Shi, the laboratory’s deputy director, admits that when summoned back from a conference to investigate the new disease, she wondered at first if a coronavirus could have escaped from her unit. 

She has warned about the danger of epidemics from bat-borne viruses. But she says she did not expect such an outbreak in Wuhan, in the centre of China, since her studies suggested subtropical areas in the south had the highest risk of such ‘zoonotic’ transmission to humans. 

Shi told the respected science journal Scientific American last month of her relief when, having checked back through disposal records, none of the genome sequences matched their virus samples. 

‘That really took a load off my mind. I had not slept a wink for days,’ she said. 

For 16 years, she has plunged into caves and crevices filled with roosting bats in areas such as Yunnan and Guangdong, where SARS first erupted.

Her team took blood, saliva and fecal samples while also testing local people for antibodies. 

There were initial suggestions that pangolins may have hosted the virus before it started infecting people in Wuhan five months ago, just as civets ‘amplified’ the SARS virus, but a study last week suggested human versions are closer to bat samples. 

Wuhan’s wildlife market was closed the day after China notified the WHO about a new pneumonialike virus. 

However, party chiefs seemed more focused on the success of a key Communist Party meeting and looming New Year festivities, when millions move around the country. Lianchao Han, a pro-democracy activist based in Washington, said the Chinese government tried to block news about the virus. 

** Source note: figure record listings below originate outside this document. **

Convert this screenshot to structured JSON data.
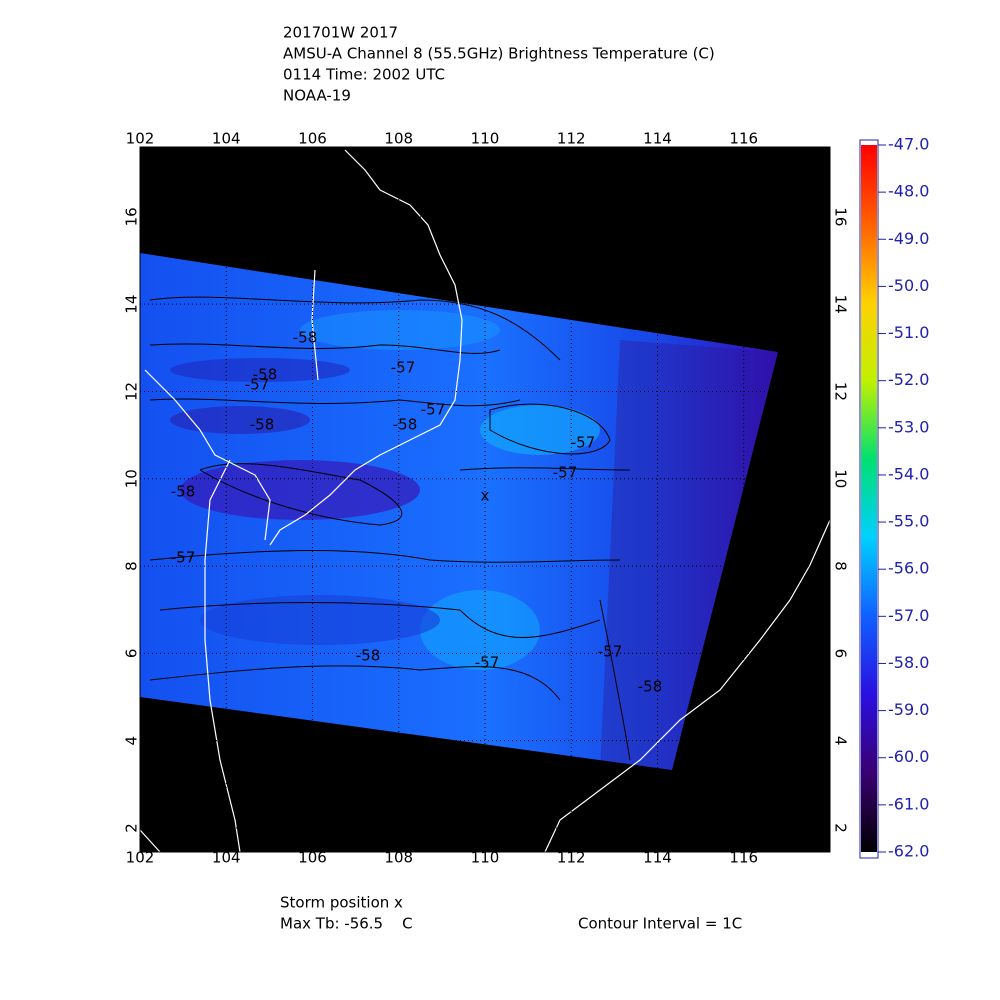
{
  "header": {
    "lines": [
      "201701W 2017",
      "AMSU-A Channel 8 (55.5GHz) Brightness Temperature (C)",
      "0114 Time: 2002 UTC",
      "NOAA-19"
    ]
  },
  "map": {
    "xlim": [
      102,
      118
    ],
    "ylim": [
      1.45,
      17.6
    ],
    "xticks": [
      102,
      104,
      106,
      108,
      110,
      112,
      114,
      116
    ],
    "yticks": [
      2,
      4,
      6,
      8,
      10,
      12,
      14,
      16
    ],
    "grid": true,
    "storm_marker": "x",
    "storm_position": [
      110,
      9.6
    ],
    "contour_labels": [
      "-58",
      "-58",
      "-57",
      "-57",
      "-57",
      "-58",
      "-58",
      "-57",
      "-57",
      "-58",
      "-57",
      "-58",
      "-57",
      "-57",
      "-58"
    ]
  },
  "colorbar": {
    "lim": [
      -62,
      -47
    ],
    "colors": [
      "#000000",
      "#3a0070",
      "#2a10e0",
      "#1060ff",
      "#00d0ff",
      "#00e070",
      "#c0f000",
      "#ffd000",
      "#ff6000",
      "#ff0000"
    ],
    "ticks": [
      {
        "value": -47,
        "label": "-47.0"
      },
      {
        "value": -48,
        "label": "-48.0"
      },
      {
        "value": -49,
        "label": "-49.0"
      },
      {
        "value": -50,
        "label": "-50.0"
      },
      {
        "value": -51,
        "label": "-51.0"
      },
      {
        "value": -52,
        "label": "-52.0"
      },
      {
        "value": -53,
        "label": "-53.0"
      },
      {
        "value": -54,
        "label": "-54.0"
      },
      {
        "value": -55,
        "label": "-55.0"
      },
      {
        "value": -56,
        "label": "-56.0"
      },
      {
        "value": -57,
        "label": "-57.0"
      },
      {
        "value": -58,
        "label": "-58.0"
      },
      {
        "value": -59,
        "label": "-59.0"
      },
      {
        "value": -60,
        "label": "-60.0"
      },
      {
        "value": -61,
        "label": "-61.0"
      },
      {
        "value": -62,
        "label": "-62.0"
      }
    ]
  },
  "footer": {
    "storm_position": "Storm position x",
    "max_tb": "Max Tb: -56.5    C",
    "contour_interval": "Contour Interval = 1C"
  }
}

He said: ‘They thought it could be controlled, and also President Xi Jinping demanded not to spoil the Chinese New Year.’ 

As the disease spread and deaths mounted in China, one report appeared in the Beijing News identifying a researcher at the institute as ‘patient zero’ – the first person to be infected. 

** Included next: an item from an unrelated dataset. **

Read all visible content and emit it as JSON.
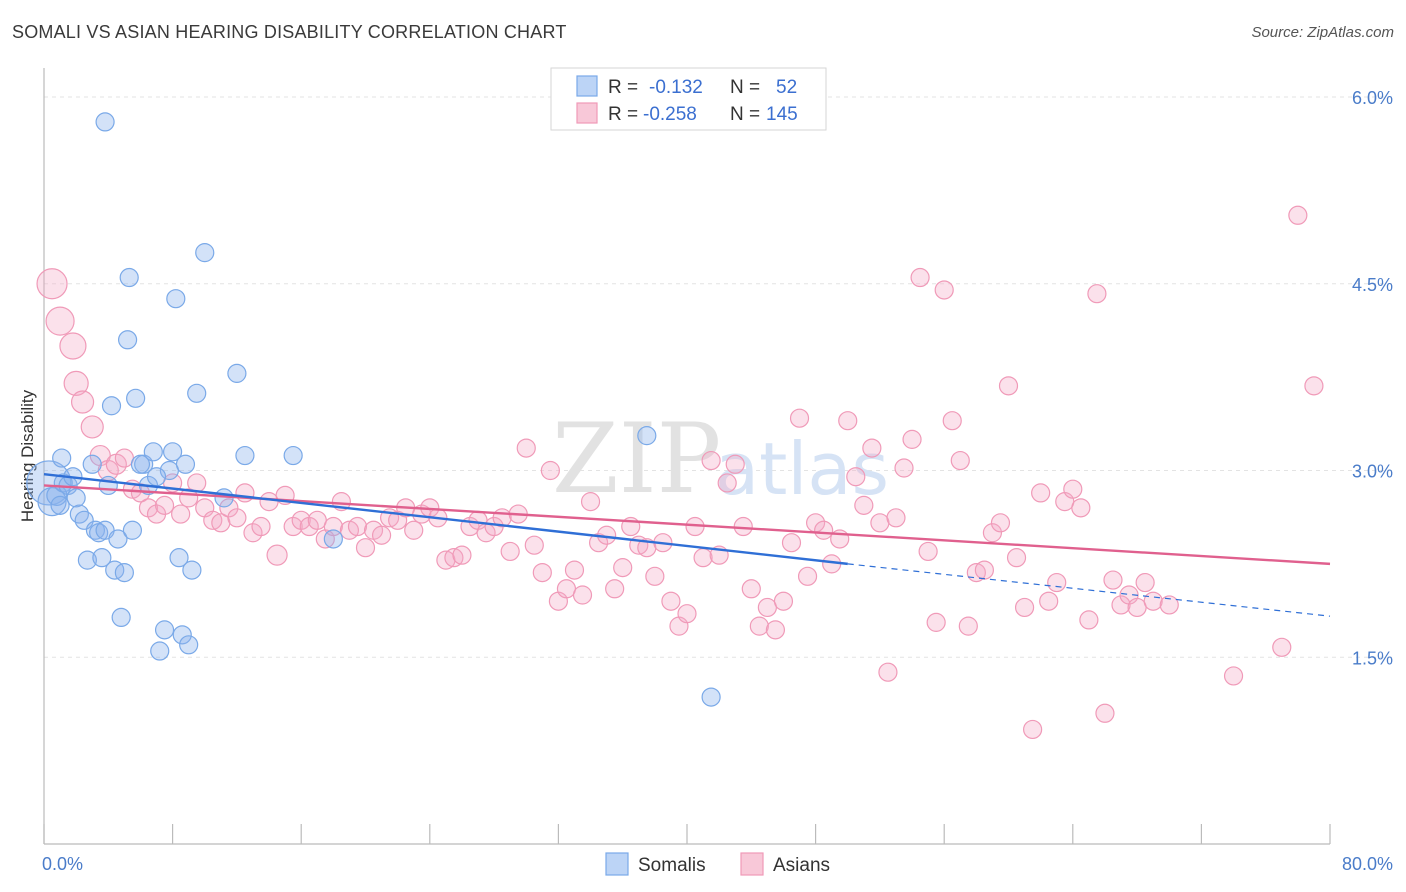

Shi was subjected to savage attacks on social media as the ‘mother of the devil’ and responded with a furious denial on her WeChat social media account, saying the new virus was ‘nature punishing the human race for keeping uncivilised living habits’. 

‘I swear with my life – [the virus] has nothing to do with the lab,’ she declared, telling those spreading false rumours to ‘shut their stinking mouths.’ 

Shi has worked alongside many of the world’s top experts on infectious diseases. ‘She is a superb scientist and very nice person,’ said James LeDuc, director of the Galveston National Laboratory, a high-security biocontainment centre in Texas. 

‘She has been very open and collaborative for the decade I’ve worked with her.’